Deutsche Bank oraz inni analitycy również wskazują na dalszy potencjał wzrostu, prognozując, że S&P 500 może osiągnąć nawet 6 550 punktów do końca 2025 roku, jak podaje IndexBox. Prognozy te opierają się na pozytywnych danych dotyczących zatrudnienia oraz oczekiwaniach na bardziej łagodną politykę podatkową i regulacyjną, które mają sprzyjać rozwojowi rynku i zwiększać atrakcyjność inwestycji.

Czynniki napędzające wzrosty na Wall Street

Wzrosty na giełdach były napędzane przede wszystkim przez duże spółki technologiczne. W szczególności Tesla odgrywała znaczącą rolę w pchaniu indeksu S&P 500 w górę, jak podaje Moneycontrol. To przedsiębiorstwo, będące jednym z liderów sektora, skutecznie poprawiło sentyment inwestorów, co przełożyło się na szeroką falę zakupów na rynku.

Dodatkowo, poprawę nastrojów na Wall Street wspierały zmniejszone obawy gospodarcze oraz oczekiwania na stabilizację polityki monetarnej i fiskalnej, jak wskazują źródła Bloomberg oraz Moneycontrol. Giełdy odnotowały trzecią sesję z rzędu wzrostów, co potwierdza utrzymujący się optymizm na rynku mimo wcześniejszych spadków i niepewności.

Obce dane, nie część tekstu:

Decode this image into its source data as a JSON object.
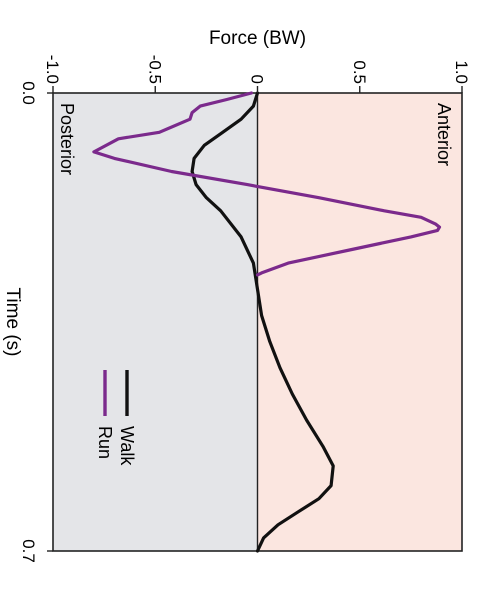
{
  "chart_data": {
    "type": "line",
    "orientation": "rotated-90-clockwise",
    "xlabel": "Time (s)",
    "ylabel": "Force (BW)",
    "xlim": [
      0.0,
      0.7
    ],
    "ylim": [
      -1.0,
      1.0
    ],
    "x_ticks": [
      "0.0",
      "0.7"
    ],
    "y_ticks": [
      "-1.0",
      "-0.5",
      "0",
      "0.5",
      "1.0"
    ],
    "regions": [
      {
        "name": "Posterior",
        "range": [
          -1.0,
          0
        ],
        "color": "#e4e5e8"
      },
      {
        "name": "Anterior",
        "range": [
          0,
          1.0
        ],
        "color": "#fbe6e0"
      }
    ],
    "legend": {
      "placement": "center"
    },
    "series": [
      {
        "name": "Walk",
        "color": "#111111",
        "x": [
          0.0,
          0.02,
          0.04,
          0.06,
          0.08,
          0.1,
          0.12,
          0.14,
          0.16,
          0.18,
          0.22,
          0.26,
          0.3,
          0.34,
          0.38,
          0.42,
          0.46,
          0.5,
          0.54,
          0.57,
          0.6,
          0.62,
          0.64,
          0.66,
          0.68,
          0.7
        ],
        "values": [
          0.0,
          -0.02,
          -0.08,
          -0.17,
          -0.26,
          -0.31,
          -0.32,
          -0.3,
          -0.25,
          -0.18,
          -0.08,
          -0.02,
          0.0,
          0.02,
          0.06,
          0.11,
          0.17,
          0.24,
          0.32,
          0.37,
          0.36,
          0.3,
          0.2,
          0.1,
          0.03,
          0.0
        ]
      },
      {
        "name": "Run",
        "color": "#7b2a8c",
        "x": [
          0.0,
          0.01,
          0.02,
          0.03,
          0.04,
          0.06,
          0.07,
          0.09,
          0.1,
          0.12,
          0.14,
          0.16,
          0.18,
          0.19,
          0.2,
          0.205,
          0.21,
          0.22,
          0.24,
          0.26,
          0.275,
          0.278
        ],
        "values": [
          -0.03,
          -0.15,
          -0.28,
          -0.32,
          -0.33,
          -0.48,
          -0.68,
          -0.8,
          -0.7,
          -0.42,
          -0.05,
          0.3,
          0.62,
          0.8,
          0.87,
          0.89,
          0.88,
          0.75,
          0.45,
          0.15,
          0.02,
          0.0
        ]
      }
    ]
  }
}
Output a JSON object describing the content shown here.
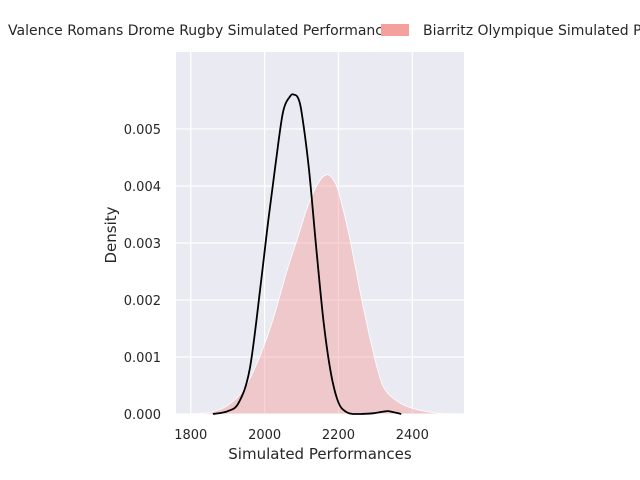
{
  "chart_data": {
    "type": "area",
    "title": "",
    "xlabel": "Simulated Performances",
    "ylabel": "Density",
    "xlim": [
      1760,
      2540
    ],
    "ylim": [
      0,
      0.00635
    ],
    "x_ticks": [
      1800,
      2000,
      2200,
      2400
    ],
    "x_tick_labels": [
      "1800",
      "2000",
      "2200",
      "2400"
    ],
    "y_ticks": [
      0,
      0.001,
      0.002,
      0.003,
      0.004,
      0.005
    ],
    "y_tick_labels": [
      "0.000",
      "0.001",
      "0.002",
      "0.003",
      "0.004",
      "0.005"
    ],
    "grid": true,
    "legend_position": "top",
    "series": [
      {
        "name": "Valence Romans Drome Rugby Simulated Performances",
        "style": "line",
        "color": "#000000",
        "x": [
          1860,
          1900,
          1930,
          1960,
          1990,
          2010,
          2030,
          2050,
          2070,
          2080,
          2090,
          2100,
          2120,
          2140,
          2160,
          2180,
          2200,
          2220,
          2240,
          2260,
          2290,
          2320,
          2335,
          2350,
          2370
        ],
        "y": [
          0.0,
          5e-05,
          0.0002,
          0.0008,
          0.0023,
          0.0034,
          0.0044,
          0.0053,
          0.00558,
          0.0056,
          0.00555,
          0.0053,
          0.0043,
          0.0029,
          0.0016,
          0.0007,
          0.0002,
          4e-05,
          0.0,
          0.0,
          1e-05,
          4e-05,
          5e-05,
          3e-05,
          0.0
        ]
      },
      {
        "name": "Biarritz Olympique Simulated Performances",
        "style": "fill",
        "color": "#f4a09c",
        "x": [
          1780,
          1820,
          1860,
          1900,
          1940,
          1980,
          2020,
          2060,
          2090,
          2120,
          2150,
          2170,
          2185,
          2200,
          2230,
          2260,
          2290,
          2320,
          2360,
          2400,
          2440,
          2480,
          2520
        ],
        "y": [
          0.0,
          1e-05,
          4e-05,
          0.00015,
          0.0004,
          0.0009,
          0.0016,
          0.0025,
          0.0031,
          0.0037,
          0.0041,
          0.0042,
          0.00412,
          0.0039,
          0.0031,
          0.0021,
          0.0012,
          0.0005,
          0.00022,
          0.0001,
          4e-05,
          1e-05,
          0.0
        ]
      }
    ]
  },
  "colors": {
    "panel_background": "#eaeaf2",
    "grid": "#ffffff",
    "text": "#262626"
  }
}
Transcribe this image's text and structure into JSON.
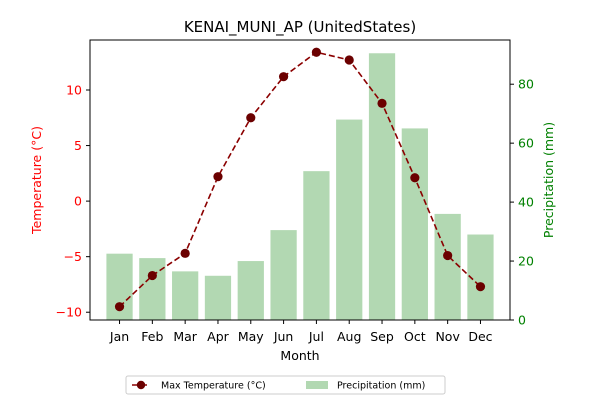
{
  "chart_data": {
    "type": "bar",
    "title": "KENAI_MUNI_AP (UnitedStates)",
    "xlabel": "Month",
    "categories": [
      "Jan",
      "Feb",
      "Mar",
      "Apr",
      "May",
      "Jun",
      "Jul",
      "Aug",
      "Sep",
      "Oct",
      "Nov",
      "Dec"
    ],
    "y_left": {
      "label": "Temperature (°C)",
      "range": [
        -10.7,
        14.5
      ],
      "ticks": [
        -10,
        -5,
        0,
        5,
        10
      ],
      "color": "#ff0000"
    },
    "y_right": {
      "label": "Precipitation (mm)",
      "range": [
        0,
        95
      ],
      "ticks": [
        0,
        20,
        40,
        60,
        80
      ],
      "color": "#008000"
    },
    "series": [
      {
        "name": "Max Temperature (°C)",
        "type": "line",
        "axis": "left",
        "color": "#8b0000",
        "marker_color": "#6b0000",
        "line_style": "dashed",
        "values": [
          -9.5,
          -6.7,
          -4.7,
          2.2,
          7.5,
          11.2,
          13.4,
          12.7,
          8.8,
          2.1,
          -4.9,
          -7.7
        ]
      },
      {
        "name": "Precipitation (mm)",
        "type": "bar",
        "axis": "right",
        "color": "#b2d8b2",
        "values": [
          22.5,
          21,
          16.5,
          15,
          20,
          30.5,
          50.5,
          68,
          90.5,
          65,
          36,
          29
        ]
      }
    ],
    "legend": {
      "placement": "bottom-center"
    },
    "grid": false
  }
}
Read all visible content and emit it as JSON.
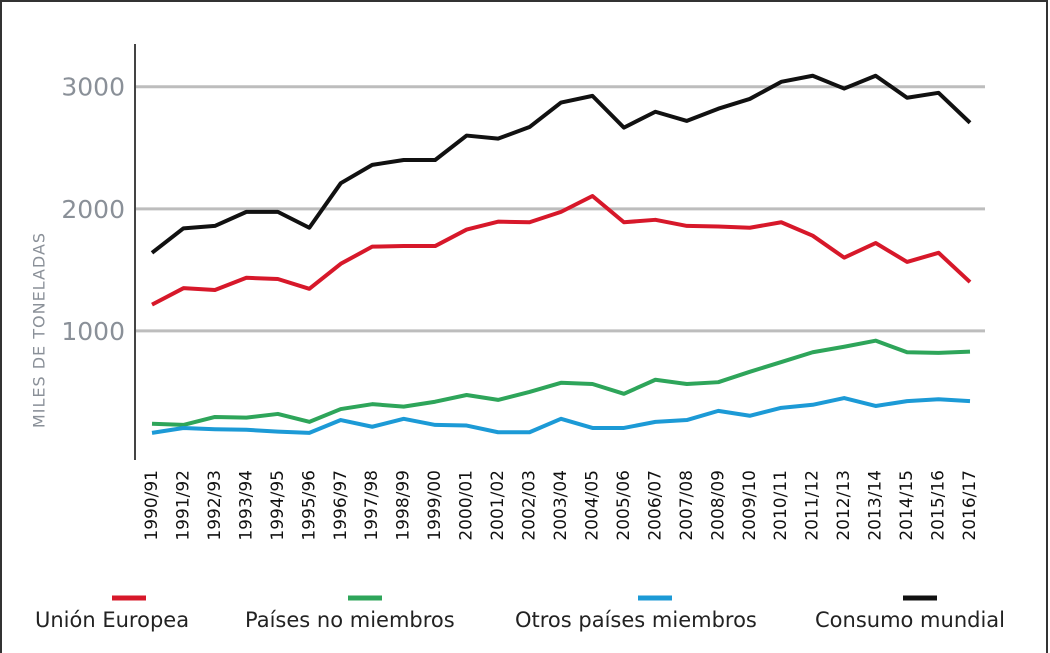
{
  "chart_data": {
    "type": "line",
    "y_label": "MILES DE TONELADAS",
    "categories": [
      "1990/91",
      "1991/92",
      "1992/93",
      "1993/94",
      "1994/95",
      "1995/96",
      "1996/97",
      "1997/98",
      "1998/99",
      "1999/00",
      "2000/01",
      "2001/02",
      "2002/03",
      "2003/04",
      "2004/05",
      "2005/06",
      "2006/07",
      "2007/08",
      "2008/09",
      "2009/10",
      "2010/11",
      "2011/12",
      "2012/13",
      "2013/14",
      "2014/15",
      "2015/16",
      "2016/17"
    ],
    "series": [
      {
        "name": "Unión Europea",
        "color": "#d7182a",
        "values": [
          1215,
          1350,
          1335,
          1435,
          1425,
          1345,
          1550,
          1690,
          1695,
          1695,
          1830,
          1895,
          1890,
          1975,
          2105,
          1890,
          1910,
          1860,
          1855,
          1845,
          1890,
          1780,
          1600,
          1720,
          1565,
          1640,
          1400
        ]
      },
      {
        "name": "Países no miembros",
        "color": "#2ea55a",
        "values": [
          240,
          230,
          295,
          290,
          320,
          255,
          360,
          400,
          380,
          420,
          475,
          435,
          500,
          575,
          565,
          485,
          600,
          565,
          580,
          665,
          745,
          825,
          870,
          920,
          825,
          820,
          830
        ]
      },
      {
        "name": "Otros países miembros",
        "color": "#1c9ad6",
        "values": [
          165,
          205,
          195,
          190,
          175,
          165,
          270,
          215,
          280,
          230,
          225,
          170,
          170,
          280,
          205,
          205,
          255,
          270,
          345,
          305,
          370,
          395,
          450,
          385,
          425,
          440,
          425
        ]
      },
      {
        "name": "Consumo mundial",
        "color": "#111111",
        "values": [
          1640,
          1840,
          1860,
          1975,
          1975,
          1845,
          2210,
          2360,
          2400,
          2400,
          2600,
          2575,
          2670,
          2870,
          2925,
          2665,
          2795,
          2720,
          2820,
          2900,
          3040,
          3090,
          2985,
          3090,
          2910,
          2950,
          2705
        ]
      }
    ],
    "ylim": [
      0,
      3350
    ],
    "yticks": [
      1000,
      2000,
      3000
    ],
    "grid": true
  }
}
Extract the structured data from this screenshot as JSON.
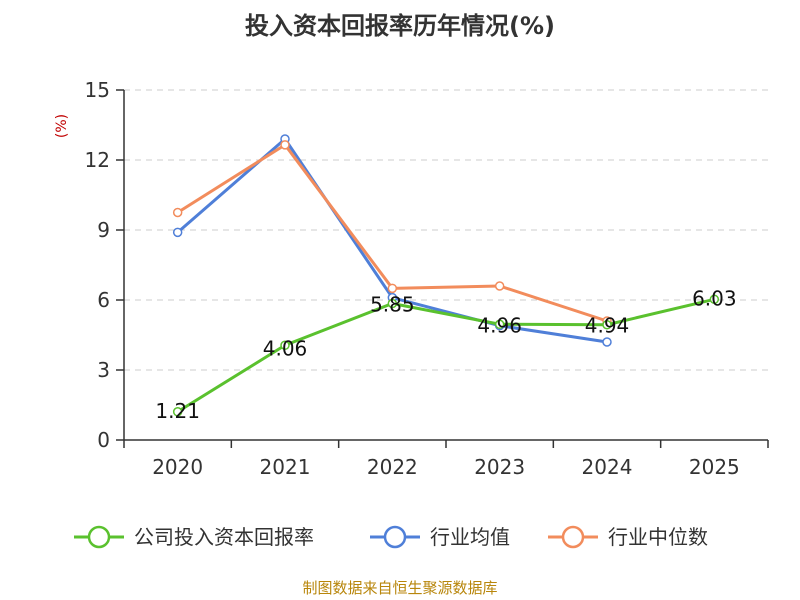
{
  "chart_data": {
    "type": "line",
    "title": "投入资本回报率历年情况(%)",
    "ylabel": "(%)",
    "xlabel": "",
    "categories": [
      "2020",
      "2021",
      "2022",
      "2023",
      "2024",
      "2025"
    ],
    "ylim": [
      0,
      15
    ],
    "yticks": [
      "0",
      "3",
      "6",
      "9",
      "12",
      "15"
    ],
    "grid": true,
    "legend_position": "bottom",
    "series": [
      {
        "name": "公司投入资本回报率",
        "color": "#5ac12e",
        "values": [
          1.21,
          4.06,
          5.85,
          4.96,
          4.94,
          6.03
        ],
        "labels": [
          "1.21",
          "4.06",
          "5.85",
          "4.96",
          "4.94",
          "6.03"
        ]
      },
      {
        "name": "行业均值",
        "color": "#4f7fd8",
        "values": [
          8.9,
          12.9,
          6.1,
          4.9,
          4.2,
          null
        ]
      },
      {
        "name": "行业中位数",
        "color": "#f28c5c",
        "values": [
          9.75,
          12.65,
          6.5,
          6.6,
          5.1,
          null
        ]
      }
    ]
  },
  "source": "制图数据来自恒生聚源数据库"
}
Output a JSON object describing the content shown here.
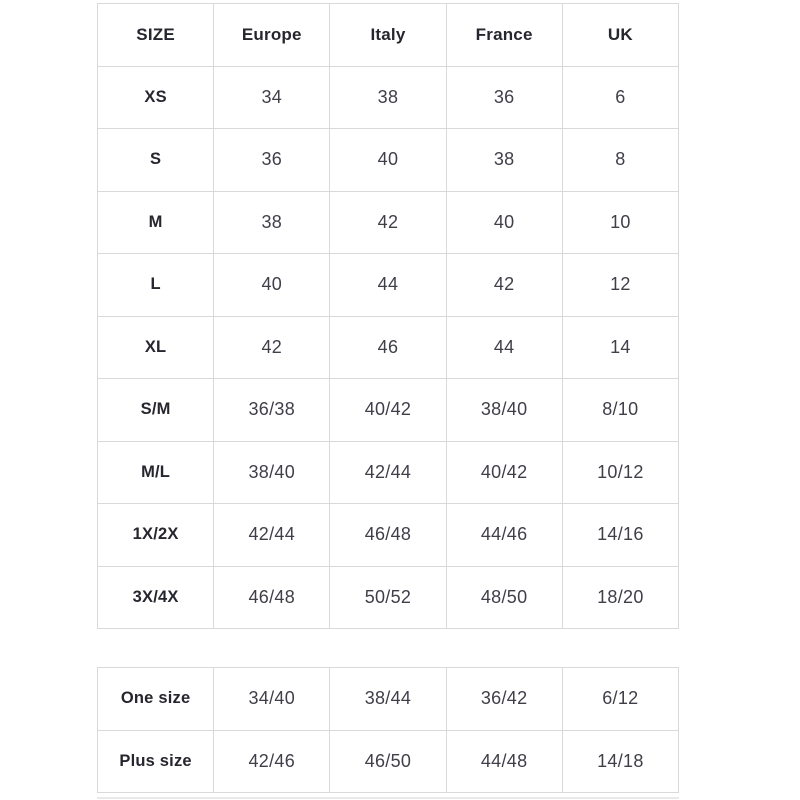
{
  "page": {
    "background": "#ffffff"
  },
  "colors": {
    "border": "#d9d9d9",
    "header_text": "#26262e",
    "value_text": "#3f3f49"
  },
  "size_chart": {
    "headers": [
      "SIZE",
      "Europe",
      "Italy",
      "France",
      "UK"
    ],
    "rows": [
      {
        "label": "XS",
        "values": [
          "34",
          "38",
          "36",
          "6"
        ]
      },
      {
        "label": "S",
        "values": [
          "36",
          "40",
          "38",
          "8"
        ]
      },
      {
        "label": "M",
        "values": [
          "38",
          "42",
          "40",
          "10"
        ]
      },
      {
        "label": "L",
        "values": [
          "40",
          "44",
          "42",
          "12"
        ]
      },
      {
        "label": "XL",
        "values": [
          "42",
          "46",
          "44",
          "14"
        ]
      },
      {
        "label": "S/M",
        "values": [
          "36/38",
          "40/42",
          "38/40",
          "8/10"
        ]
      },
      {
        "label": "M/L",
        "values": [
          "38/40",
          "42/44",
          "40/42",
          "10/12"
        ]
      },
      {
        "label": "1X/2X",
        "values": [
          "42/44",
          "46/48",
          "44/46",
          "14/16"
        ]
      },
      {
        "label": "3X/4X",
        "values": [
          "46/48",
          "50/52",
          "48/50",
          "18/20"
        ]
      }
    ]
  },
  "extra_sizes": {
    "rows": [
      {
        "label": "One size",
        "values": [
          "34/40",
          "38/44",
          "36/42",
          "6/12"
        ]
      },
      {
        "label": "Plus size",
        "values": [
          "42/46",
          "46/50",
          "44/48",
          "14/18"
        ]
      }
    ]
  }
}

Kontekst historyczny i obecna sytuacja rynkowa

Przed publikacją danych z maja, indeks S&P 500 był o około 20% niższy od rekordowego poziomu sprzed dwóch miesięcy, co wskazywało na okres korekty i wyhamowania wzrostów. Washington Times przypomina, że w porannym handlu 5 czerwca indeks ten notował spadek o 0,2%, co świadczyło o niepewności inwestorów tuż przed raportem zatrudnienia.

Po publikacji danych, S&P 500 zamknął się na poziomie najwyższym od trzech i pół miesiąca, a Dow Jones osiągnął najlepszy wynik od trzech miesięcy, jak relacjonuje Proactive Investors. Warto podkreślić, że indeks S&P 500 obejmuje 500 wiodących firm w USA, co czyni go kluczowym wskaźnikiem kondycji amerykańskiego rynku akcji, według danych FRED | St. Louis Fed.

Ożywienie na giełdzie i wyższe prognozy pokazują, że inwestorzy coraz bardziej wierzą w stabilność i przyszły rozwój amerykańskiej gospodarki, mimo wcześniejszych zawirowań i niepewności.